Saturday, 20th April 2024

Venerable table games go on view at Lord's

By Charles Randall


12 April 2016

 
The museum at Lord's is always worth a visit, and this summer will be no less fascinating. A new exhibition called  A Century of Cricket Games has been put together, with a collection of  20th Century board, card and dice games on view.

These indoor items include unique hand-made table games, prototypes and early edition commercial games. The examples have been drawn from the MCC's own collection, Victoria and Albert museum  and the Tunbridge Wells museum and art gallery, plus a number of items on loan from private collections.

The MCC say that the Lord's exhibition examines patterns in domestic play and consumer culture throughout the 20th Century.  For example the so-called Cass Family Board Game, created between the Wars, pre-dated a boom in mass-produced games. All the Cass components were modelled from common household items.

Many readers might remember playing Owzat in their time, but the game using letters of the alphabet as dots, scores or wickets, reading along lines from a book or newspaper, used to be popular.

A second phase of the MCC exhibition opens later this year, with a look at the development of cricket computer games.

Charlotte Goodhew, MCC collections manager, said: "It has been great to secure major loans from national collections and to collaborate with collectors and academics. Their wealth of knowledge and expertise has been invaluable to understanding and interpreting our own collection."
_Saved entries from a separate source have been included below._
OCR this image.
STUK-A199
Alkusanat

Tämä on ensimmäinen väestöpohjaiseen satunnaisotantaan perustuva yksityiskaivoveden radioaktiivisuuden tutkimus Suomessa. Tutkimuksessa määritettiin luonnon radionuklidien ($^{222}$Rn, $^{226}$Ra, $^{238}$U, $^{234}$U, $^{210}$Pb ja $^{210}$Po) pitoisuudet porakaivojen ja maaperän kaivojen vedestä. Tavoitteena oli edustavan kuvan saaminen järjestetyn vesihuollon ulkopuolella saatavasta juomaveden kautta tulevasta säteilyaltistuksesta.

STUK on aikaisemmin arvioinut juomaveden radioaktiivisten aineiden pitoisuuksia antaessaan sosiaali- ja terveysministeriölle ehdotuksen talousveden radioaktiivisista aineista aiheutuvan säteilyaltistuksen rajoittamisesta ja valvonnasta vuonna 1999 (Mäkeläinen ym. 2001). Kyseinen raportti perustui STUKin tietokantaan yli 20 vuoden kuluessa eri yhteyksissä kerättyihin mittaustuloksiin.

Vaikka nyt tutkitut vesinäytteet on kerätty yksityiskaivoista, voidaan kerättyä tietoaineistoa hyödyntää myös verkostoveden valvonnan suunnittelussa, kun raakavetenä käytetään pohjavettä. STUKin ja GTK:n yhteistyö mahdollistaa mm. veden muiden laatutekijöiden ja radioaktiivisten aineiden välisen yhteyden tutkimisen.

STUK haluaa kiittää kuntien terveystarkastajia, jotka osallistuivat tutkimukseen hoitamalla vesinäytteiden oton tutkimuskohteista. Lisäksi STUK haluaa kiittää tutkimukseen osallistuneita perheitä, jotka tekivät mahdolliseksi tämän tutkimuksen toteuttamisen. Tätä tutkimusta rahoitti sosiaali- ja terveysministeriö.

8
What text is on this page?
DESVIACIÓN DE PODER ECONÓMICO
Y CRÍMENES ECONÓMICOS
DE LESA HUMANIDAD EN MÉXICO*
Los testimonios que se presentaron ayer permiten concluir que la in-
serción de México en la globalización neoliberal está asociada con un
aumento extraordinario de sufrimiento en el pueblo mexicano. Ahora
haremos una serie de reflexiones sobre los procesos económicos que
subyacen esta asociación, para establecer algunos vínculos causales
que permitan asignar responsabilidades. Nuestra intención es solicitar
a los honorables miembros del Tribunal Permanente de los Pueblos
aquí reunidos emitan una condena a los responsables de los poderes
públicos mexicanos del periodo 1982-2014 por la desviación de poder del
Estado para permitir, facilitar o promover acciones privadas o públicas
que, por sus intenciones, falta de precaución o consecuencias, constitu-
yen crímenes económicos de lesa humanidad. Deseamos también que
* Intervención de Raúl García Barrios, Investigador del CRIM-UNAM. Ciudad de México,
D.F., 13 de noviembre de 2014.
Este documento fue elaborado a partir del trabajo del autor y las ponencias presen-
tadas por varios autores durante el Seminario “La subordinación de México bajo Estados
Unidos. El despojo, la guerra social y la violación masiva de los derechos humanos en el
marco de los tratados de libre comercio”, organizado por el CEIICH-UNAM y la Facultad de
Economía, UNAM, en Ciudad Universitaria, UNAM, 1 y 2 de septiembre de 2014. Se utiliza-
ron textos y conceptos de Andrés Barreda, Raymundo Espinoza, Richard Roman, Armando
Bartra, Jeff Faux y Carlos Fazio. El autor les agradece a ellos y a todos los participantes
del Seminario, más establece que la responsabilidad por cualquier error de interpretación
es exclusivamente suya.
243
The exhibition will stay in the MCC Museum until November 2017. Lord’s to host a games conference in January 2017, which will include a presentation from the National Football Museum.

The MCC museum can be visited as part of a Lord’s Tour or free of charge on all major match days to those with a match ticket.

The museum, opened by HRH the Duke of Edinburgh in 1953, is one of the oldest sporting museums in the world. Its collection, started in 1864, spans the full history of cricket from its emergence as a major sport in the early 18th century to the modern age of Twenty20 and the IPL. The MCC have assembled items relating to the great players and events and they have not ignored the grassroots and community cricket clubs.

The most famous exhibit is the original Ashes urn, a personal gift to England captain the Hon Ivo Bligh in 1882/83, later donated to MCC by his widow in 1928. ThenMCC say: "This tiny and fragile object, cricket’s most precious artefact, rarely leaves Lord’s. When it last did so, for the 2006/07 MCC Travelex Ashes Exhibition in Australia, more than 100,000 people came to see it."